Luego oí un ruido y Béatrice exclamó:

– Madame, ¡se ha escapado!

– Id y traedla -les dije en voz baja a los mozos que estaban secando el sudor de los caballos. Uno de ellos dejó caer su trapo y corrió camino adelante hacia la oscuridad, más allá de la antorcha. Ésa era la razón de que hubiera traído a Claude en coche: si hubiésemos utilizado caballos podría haberse alejado al galope. El lacayo regresó a los pocos minutos, con Claude en brazos. Mi hija se había abandonado como un saco de grano y ni siquiera se mantuvo en pie cuando el criado trató de dejarla en el suelo a mi lado.

– Llévala dentro -dije.

Mientras la monja mantenía bien en alto la antorcha, hicimos nuestra triste entrada en el convento.

Se llevaron a Claude, y Béatrice la siguió como un pollito que ha perdido a su madre. Por mi parte pasé a la capilla con las monjas para rezar laudes, poniéndome de rodillas con una presteza que tenía olvidada desde hacía algún tiempo. A continuación me reuní con la abadesa para tomar un vaso de vino antes de dormir brevemente. Siempre duermo mejor en el estrecho camastro de paja que en mi gran cama de París con las damas a mi lado.

No vi a Claude antes de marcharme, pero mandé buscar a Béatrice, que me pareció extenuada y apagada. Su reverencia fue menos enérgica de lo habitual y comprobé que había tenido problemas con el cabello: de ordinario mis damas se turnan para peinarse unas a otras y en Chelles, además, no hay espejos. Me alegré de que hubiera cambiado el vestido de brocado amarillo por algo más discreto. Paseamos por el claustro y luego por el huerto central, donde las monjas plantaban y escardaban, cavaban y ataban. No soy jardinera pero aprecio el placer sencillo que proporcionan el color y el aroma de una flor. Quedaban aún algunos narcisos abiertos, jacintos, algunas violetas que empezaban a florecer y la vinca-pervinca. Tallos nuevos de espliego, romero y tomillo asomaban de las distintas matas, y la menta nueva crecía muy junta. En aquel huerto tranquilo, iluminado por el sol matutino, con las monjas que se afanaban en silencio a mi alrededor, al pensar en la campana que pronto repicaría para el rezo de tercia, sentí una punzada de envidia ante la idea de que Claude se iba a quedar allí cuando yo no podía hacerlo. Había pensado en el convento de Chelles como un castigo para ella a la vez que como un lugar para protegerla y educarla. Pero también era un castigo para mí saber que mi hija tendría lo que me estaba vedado.

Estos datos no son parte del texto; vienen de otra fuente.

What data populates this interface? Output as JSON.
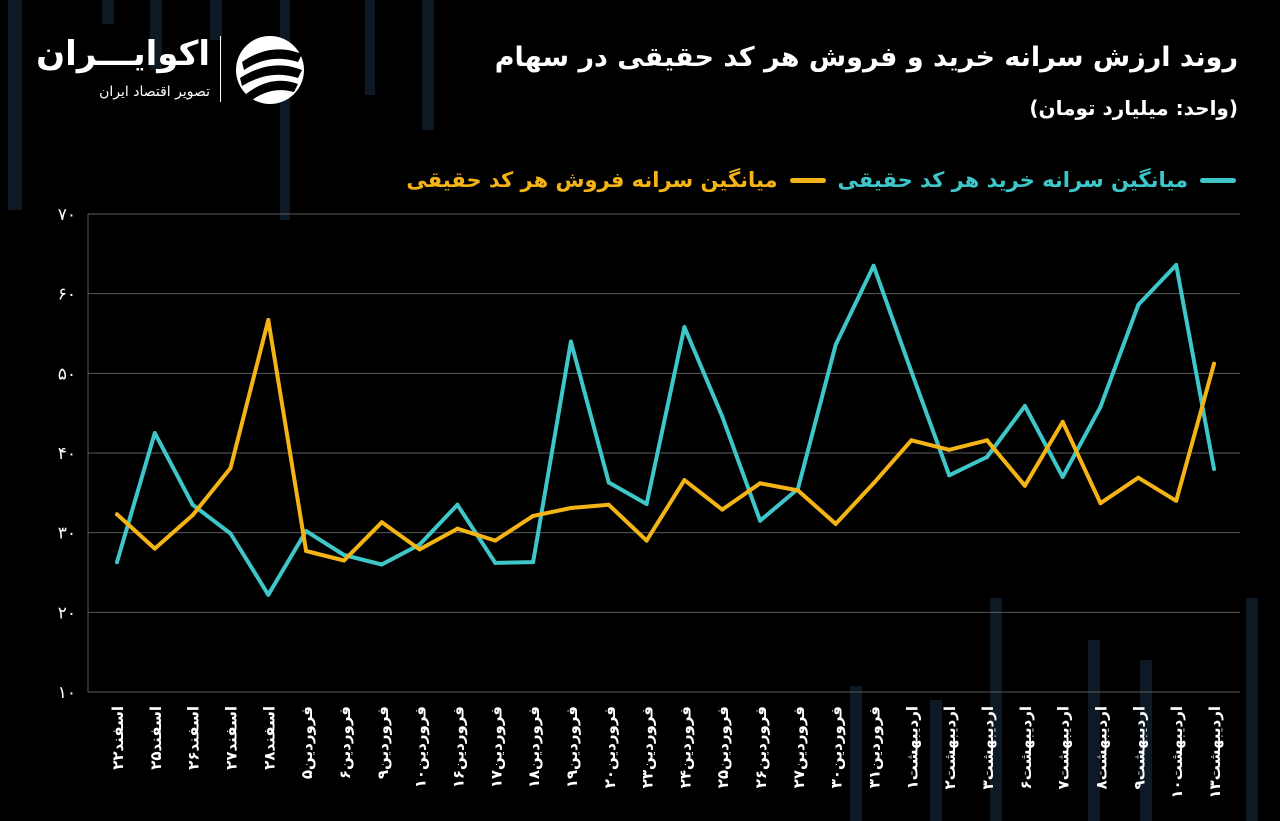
{
  "header": {
    "title": "روند ارزش سرانه خرید و فروش هر کد حقیقی در سهام",
    "subtitle": "(واحد: میلیارد تومان)"
  },
  "logo": {
    "name": "اکوایـــران",
    "tagline": "تصویر اقتصاد ایران",
    "icon": "ekoiran-logo-icon"
  },
  "colors": {
    "background": "#000000",
    "buy": "#3ec6c9",
    "sell": "#f5b416",
    "grid": "#5a5a5a"
  },
  "chart_data": {
    "type": "line",
    "x": [
      "اسفند۲۲",
      "اسفند۲۵",
      "اسفند۲۶",
      "اسفند۲۷",
      "اسفند۲۸",
      "فروردین۵",
      "فروردین۶",
      "فروردین۹",
      "فروردین۱۰",
      "فروردین۱۶",
      "فروردین۱۷",
      "فروردین۱۸",
      "فروردین۱۹",
      "فروردین۲۰",
      "فروردین۲۳",
      "فروردین۲۴",
      "فروردین۲۵",
      "فروردین۲۶",
      "فروردین۲۷",
      "فروردین۳۰",
      "فروردین۳۱",
      "اردیبهشت۱",
      "اردیبهشت۲",
      "اردیبهشت۳",
      "اردیبهشت۶",
      "اردیبهشت۷",
      "اردیبهشت۸",
      "اردیبهشت۹",
      "اردیبهشت۱۰",
      "اردیبهشت۱۳"
    ],
    "series": [
      {
        "name": "میانگین سرانه خرید هر کد حقیقی",
        "color": "#3ec6c9",
        "values": [
          26.3,
          42.5,
          33.5,
          29.9,
          22.2,
          30.2,
          27.2,
          26.0,
          28.5,
          33.5,
          26.2,
          26.3,
          54.0,
          36.3,
          33.6,
          55.8,
          44.6,
          31.5,
          35.5,
          53.6,
          63.5,
          50.2,
          37.2,
          39.5,
          45.9,
          37.0,
          45.8,
          58.6,
          63.6,
          38.0
        ]
      },
      {
        "name": "میانگین سرانه فروش هر کد حقیقی",
        "color": "#f5b416",
        "values": [
          32.3,
          28.0,
          32.2,
          38.1,
          56.7,
          27.7,
          26.5,
          31.3,
          27.9,
          30.5,
          29.0,
          32.1,
          33.1,
          33.5,
          29.0,
          36.6,
          32.9,
          36.2,
          35.3,
          31.1,
          36.2,
          41.6,
          40.4,
          41.6,
          35.9,
          43.9,
          33.7,
          36.9,
          34.0,
          51.2
        ]
      }
    ],
    "y_ticks": [
      "۱۰",
      "۲۰",
      "۳۰",
      "۴۰",
      "۵۰",
      "۶۰",
      "۷۰"
    ],
    "ylim": [
      10,
      70
    ],
    "grid": true,
    "legend": "top-right"
  }
}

– Contempla este huerto, Béatrice -dije, apartando mis pensamientos-. Es como el Paraíso. Como el cielo en la tierra.

Béatrice no respondió.

– ¿Dónde estabas durante laudes? Sé que se rezan temprano, pero llegarás a acostumbrarte.

– Atendía a mademoiselle.

– ¿Qué tal se encuentra?

Béatrice se encogió de hombros. De ordinario no recurriría a un gesto tan descortés. Estaba enfadada conmigo, aunque, por supuesto, no podía decirlo.

– No ha hablado desde que llegamos. Tampoco ha comido, aunque la verdad es que no se ha perdido gran cosa.